Gribaudo aveva ammirazione per le capacità degli altri artisti, come raramente accade; ma era anche lui artista e innovatore. Nella lontana Biennale di Venezia del 1966 ebbe il primo premio; e, attraversando epoche e stili, aveva creato una sua cifra riconoscibile e originale, dialogando con i linguaggi dell'informale, dell'astrattismo, della pop art, in una continua attenzione per i classici, antichi e moderni, da Raffaello a Picasso. Da lì derivano, come estreme interpretazioni di de Chirico e di Savinio, i Logogrifi, i Metallogrifi, i Teatri della Memoria, i Dinosauri. E non sai, mentre li vedi e visiti il suo studio, come una meravigliosa e rutilante officina, se egli sia figurativo o astratto, surrealista o patafisico, metafisico o concettuale. Senti che è originale e impervio nella ricerca, indipendente, sperimentale, innovativo.
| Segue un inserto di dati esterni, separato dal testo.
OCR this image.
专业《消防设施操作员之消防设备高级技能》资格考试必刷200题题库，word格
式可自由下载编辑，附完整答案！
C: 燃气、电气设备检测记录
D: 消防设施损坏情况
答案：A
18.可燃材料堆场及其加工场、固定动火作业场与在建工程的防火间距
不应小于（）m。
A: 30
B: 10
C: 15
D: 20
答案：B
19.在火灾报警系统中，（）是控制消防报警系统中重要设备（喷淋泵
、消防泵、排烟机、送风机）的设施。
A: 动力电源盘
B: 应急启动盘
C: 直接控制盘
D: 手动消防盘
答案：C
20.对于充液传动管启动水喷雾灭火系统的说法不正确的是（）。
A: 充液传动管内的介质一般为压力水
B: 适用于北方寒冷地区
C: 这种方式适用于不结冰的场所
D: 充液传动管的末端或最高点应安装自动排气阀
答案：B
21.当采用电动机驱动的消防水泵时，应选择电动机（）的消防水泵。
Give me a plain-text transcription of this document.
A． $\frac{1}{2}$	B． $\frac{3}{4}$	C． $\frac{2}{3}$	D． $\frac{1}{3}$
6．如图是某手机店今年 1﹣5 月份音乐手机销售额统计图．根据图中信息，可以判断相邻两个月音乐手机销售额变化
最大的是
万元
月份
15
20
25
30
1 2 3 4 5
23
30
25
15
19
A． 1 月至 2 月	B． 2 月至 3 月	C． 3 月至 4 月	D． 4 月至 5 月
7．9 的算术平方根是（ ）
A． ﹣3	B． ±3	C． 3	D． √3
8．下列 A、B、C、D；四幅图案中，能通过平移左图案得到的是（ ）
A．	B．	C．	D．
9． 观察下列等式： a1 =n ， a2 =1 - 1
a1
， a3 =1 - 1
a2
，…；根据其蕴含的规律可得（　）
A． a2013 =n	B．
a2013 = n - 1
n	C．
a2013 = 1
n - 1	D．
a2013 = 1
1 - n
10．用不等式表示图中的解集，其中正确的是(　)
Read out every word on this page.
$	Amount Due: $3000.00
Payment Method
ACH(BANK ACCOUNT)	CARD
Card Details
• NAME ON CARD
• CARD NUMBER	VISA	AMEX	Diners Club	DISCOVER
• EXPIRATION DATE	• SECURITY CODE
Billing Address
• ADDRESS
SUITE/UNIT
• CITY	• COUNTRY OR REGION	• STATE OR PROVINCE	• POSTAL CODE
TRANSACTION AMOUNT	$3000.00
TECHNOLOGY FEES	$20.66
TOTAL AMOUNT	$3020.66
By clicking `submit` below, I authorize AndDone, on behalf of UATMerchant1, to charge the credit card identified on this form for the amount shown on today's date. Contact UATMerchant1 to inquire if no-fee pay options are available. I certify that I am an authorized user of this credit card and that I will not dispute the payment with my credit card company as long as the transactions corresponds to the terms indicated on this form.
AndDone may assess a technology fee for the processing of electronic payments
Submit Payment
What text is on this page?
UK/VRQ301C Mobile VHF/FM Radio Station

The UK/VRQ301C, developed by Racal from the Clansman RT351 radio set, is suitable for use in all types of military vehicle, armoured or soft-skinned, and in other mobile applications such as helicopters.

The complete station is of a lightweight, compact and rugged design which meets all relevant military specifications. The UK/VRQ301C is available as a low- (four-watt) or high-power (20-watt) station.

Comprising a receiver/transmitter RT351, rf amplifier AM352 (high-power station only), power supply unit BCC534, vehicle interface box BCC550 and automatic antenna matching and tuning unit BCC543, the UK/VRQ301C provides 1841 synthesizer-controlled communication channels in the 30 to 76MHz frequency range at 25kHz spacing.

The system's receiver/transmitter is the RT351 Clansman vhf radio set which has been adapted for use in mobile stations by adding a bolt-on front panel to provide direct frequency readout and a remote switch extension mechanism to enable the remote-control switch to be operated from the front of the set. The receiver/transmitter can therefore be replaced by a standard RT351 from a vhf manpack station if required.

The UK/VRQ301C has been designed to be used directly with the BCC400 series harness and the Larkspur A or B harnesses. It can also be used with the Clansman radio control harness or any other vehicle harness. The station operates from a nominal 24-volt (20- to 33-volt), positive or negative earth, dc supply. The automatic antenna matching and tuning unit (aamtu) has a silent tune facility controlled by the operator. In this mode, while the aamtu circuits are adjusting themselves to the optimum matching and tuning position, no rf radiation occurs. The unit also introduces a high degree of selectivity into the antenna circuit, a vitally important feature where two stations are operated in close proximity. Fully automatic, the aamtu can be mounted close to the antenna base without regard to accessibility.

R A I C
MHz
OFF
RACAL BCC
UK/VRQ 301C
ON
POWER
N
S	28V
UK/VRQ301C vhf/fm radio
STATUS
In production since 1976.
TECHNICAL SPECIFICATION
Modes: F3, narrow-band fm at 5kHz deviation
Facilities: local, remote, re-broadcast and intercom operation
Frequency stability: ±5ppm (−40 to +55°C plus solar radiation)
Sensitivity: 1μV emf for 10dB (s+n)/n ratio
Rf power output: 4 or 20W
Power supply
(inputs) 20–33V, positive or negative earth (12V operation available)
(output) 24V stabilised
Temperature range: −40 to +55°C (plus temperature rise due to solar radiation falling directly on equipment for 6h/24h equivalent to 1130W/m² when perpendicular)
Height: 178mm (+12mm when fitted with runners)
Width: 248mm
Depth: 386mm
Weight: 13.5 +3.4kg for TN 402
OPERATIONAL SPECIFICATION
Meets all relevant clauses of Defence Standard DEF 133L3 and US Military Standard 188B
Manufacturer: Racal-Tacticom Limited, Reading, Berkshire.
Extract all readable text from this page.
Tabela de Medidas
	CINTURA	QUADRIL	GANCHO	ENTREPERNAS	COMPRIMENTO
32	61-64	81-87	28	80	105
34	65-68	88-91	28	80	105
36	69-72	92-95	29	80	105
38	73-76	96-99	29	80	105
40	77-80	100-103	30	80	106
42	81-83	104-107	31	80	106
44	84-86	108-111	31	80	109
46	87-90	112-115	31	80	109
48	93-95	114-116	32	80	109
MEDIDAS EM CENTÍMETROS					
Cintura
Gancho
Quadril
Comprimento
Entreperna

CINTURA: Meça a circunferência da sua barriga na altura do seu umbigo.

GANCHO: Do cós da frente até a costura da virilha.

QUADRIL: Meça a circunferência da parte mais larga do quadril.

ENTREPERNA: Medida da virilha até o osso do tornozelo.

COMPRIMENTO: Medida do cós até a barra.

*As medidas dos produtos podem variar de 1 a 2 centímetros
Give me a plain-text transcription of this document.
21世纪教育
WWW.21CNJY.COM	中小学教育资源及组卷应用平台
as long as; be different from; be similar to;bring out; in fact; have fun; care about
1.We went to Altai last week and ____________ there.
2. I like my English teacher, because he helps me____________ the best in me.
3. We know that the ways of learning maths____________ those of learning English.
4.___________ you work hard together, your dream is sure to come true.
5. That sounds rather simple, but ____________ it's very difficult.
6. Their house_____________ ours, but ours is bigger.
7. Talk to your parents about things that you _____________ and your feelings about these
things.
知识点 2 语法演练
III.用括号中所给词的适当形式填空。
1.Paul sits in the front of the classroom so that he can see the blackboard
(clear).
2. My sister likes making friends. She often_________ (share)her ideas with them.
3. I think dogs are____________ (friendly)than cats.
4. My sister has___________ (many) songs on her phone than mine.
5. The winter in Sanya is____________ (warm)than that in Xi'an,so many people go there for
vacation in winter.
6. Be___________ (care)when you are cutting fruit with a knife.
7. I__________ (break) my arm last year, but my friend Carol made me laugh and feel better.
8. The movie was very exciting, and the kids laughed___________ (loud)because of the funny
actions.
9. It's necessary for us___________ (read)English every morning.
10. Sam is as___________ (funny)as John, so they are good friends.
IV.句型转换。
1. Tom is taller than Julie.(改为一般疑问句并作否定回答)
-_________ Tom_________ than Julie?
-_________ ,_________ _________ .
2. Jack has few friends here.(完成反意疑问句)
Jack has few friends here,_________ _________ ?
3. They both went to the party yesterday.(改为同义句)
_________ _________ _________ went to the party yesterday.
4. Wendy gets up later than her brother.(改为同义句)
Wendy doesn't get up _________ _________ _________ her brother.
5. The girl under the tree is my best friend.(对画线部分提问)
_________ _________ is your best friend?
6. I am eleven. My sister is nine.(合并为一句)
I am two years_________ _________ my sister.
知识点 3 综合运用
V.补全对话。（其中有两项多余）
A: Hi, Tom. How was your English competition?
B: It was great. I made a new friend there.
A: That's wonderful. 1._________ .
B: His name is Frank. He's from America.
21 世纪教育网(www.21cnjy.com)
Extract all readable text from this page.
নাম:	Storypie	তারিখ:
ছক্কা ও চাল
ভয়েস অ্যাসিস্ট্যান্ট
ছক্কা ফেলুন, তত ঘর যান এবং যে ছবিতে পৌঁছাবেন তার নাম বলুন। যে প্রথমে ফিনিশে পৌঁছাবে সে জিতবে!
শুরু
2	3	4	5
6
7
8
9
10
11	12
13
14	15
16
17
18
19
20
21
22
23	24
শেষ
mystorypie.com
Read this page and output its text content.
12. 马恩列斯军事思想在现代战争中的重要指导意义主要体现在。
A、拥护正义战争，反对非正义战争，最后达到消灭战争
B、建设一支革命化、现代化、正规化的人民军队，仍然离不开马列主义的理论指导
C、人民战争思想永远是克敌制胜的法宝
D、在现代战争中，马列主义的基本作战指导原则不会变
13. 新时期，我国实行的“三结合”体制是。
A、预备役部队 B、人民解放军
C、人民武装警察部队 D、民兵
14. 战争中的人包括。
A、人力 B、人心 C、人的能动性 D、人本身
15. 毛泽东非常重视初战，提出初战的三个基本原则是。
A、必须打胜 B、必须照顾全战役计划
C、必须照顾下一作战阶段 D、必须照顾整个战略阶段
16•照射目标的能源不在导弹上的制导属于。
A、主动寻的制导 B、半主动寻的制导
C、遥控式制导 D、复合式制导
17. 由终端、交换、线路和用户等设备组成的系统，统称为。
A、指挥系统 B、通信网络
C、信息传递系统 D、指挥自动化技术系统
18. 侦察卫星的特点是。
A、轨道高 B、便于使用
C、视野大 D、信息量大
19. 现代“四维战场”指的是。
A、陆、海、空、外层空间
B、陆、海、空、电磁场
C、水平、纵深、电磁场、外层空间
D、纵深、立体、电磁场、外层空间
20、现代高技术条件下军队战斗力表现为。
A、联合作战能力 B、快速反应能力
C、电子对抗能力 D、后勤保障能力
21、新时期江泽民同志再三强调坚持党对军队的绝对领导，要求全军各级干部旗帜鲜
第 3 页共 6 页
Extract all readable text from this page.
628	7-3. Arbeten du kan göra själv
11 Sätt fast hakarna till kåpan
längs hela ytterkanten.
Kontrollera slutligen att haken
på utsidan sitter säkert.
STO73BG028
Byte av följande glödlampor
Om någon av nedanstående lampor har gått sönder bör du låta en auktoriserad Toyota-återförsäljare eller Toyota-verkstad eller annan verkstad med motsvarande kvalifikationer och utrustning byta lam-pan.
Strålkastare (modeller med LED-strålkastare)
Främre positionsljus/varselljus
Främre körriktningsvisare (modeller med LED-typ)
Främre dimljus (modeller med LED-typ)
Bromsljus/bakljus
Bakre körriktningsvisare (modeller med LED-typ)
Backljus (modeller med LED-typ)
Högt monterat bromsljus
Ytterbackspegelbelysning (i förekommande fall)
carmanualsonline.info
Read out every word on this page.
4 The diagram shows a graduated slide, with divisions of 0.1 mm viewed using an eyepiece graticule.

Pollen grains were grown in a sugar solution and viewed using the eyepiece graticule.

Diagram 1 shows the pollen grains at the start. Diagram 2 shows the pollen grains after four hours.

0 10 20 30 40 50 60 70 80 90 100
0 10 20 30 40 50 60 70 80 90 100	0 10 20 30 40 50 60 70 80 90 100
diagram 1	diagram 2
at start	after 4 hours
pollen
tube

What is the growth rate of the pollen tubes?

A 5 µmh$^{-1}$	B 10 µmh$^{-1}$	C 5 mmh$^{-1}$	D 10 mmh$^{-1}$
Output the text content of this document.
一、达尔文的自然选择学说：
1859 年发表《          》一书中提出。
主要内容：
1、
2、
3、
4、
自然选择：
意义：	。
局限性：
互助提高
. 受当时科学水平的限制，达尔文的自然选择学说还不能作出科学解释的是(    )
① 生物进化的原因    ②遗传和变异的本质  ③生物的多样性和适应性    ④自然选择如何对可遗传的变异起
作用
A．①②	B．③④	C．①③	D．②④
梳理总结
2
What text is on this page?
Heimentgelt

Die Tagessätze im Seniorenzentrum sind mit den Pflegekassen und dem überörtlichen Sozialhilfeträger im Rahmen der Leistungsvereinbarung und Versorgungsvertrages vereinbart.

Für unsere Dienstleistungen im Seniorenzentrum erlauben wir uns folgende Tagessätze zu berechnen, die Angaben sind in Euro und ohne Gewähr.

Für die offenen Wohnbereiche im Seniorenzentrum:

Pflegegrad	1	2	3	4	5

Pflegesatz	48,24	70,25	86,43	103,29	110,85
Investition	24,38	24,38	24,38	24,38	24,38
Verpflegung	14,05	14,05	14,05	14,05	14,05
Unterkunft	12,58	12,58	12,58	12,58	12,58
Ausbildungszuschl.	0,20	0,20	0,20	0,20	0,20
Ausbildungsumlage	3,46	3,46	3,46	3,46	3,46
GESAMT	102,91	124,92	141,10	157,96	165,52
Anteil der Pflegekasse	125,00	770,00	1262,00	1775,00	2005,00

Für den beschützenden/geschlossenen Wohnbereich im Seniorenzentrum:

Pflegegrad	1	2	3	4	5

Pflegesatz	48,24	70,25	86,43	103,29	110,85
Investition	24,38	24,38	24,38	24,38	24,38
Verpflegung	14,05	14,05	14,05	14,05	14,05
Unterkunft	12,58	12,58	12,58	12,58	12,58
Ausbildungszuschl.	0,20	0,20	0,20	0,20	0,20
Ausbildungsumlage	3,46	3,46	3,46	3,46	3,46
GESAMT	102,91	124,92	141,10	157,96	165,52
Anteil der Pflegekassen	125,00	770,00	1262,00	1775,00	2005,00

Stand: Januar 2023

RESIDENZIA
Capisco oggi perché mi chiese di scrivere su Guarienti, a lui affine nella sottile perversione delle immagini. E si è talmente applicato agli altri maestri, talmente li ha amati ed esaltati, che ha lasciato la sua opera in penombra, come un negativo fotografico in attesa di essere stampato. Prima la gloria degli altri, prima la storia.
Gribaudo ha amato l'arte sopra ogni cosa, e
per essa è vissuto. Conoscere richiede pazienza e passione. Ezio, glorioso artista amico degli artisti, in tutti i modi ha esaltato la grandezza altrui prima che il merito proprio.Adesso che non c'è più, inizia ad esistere.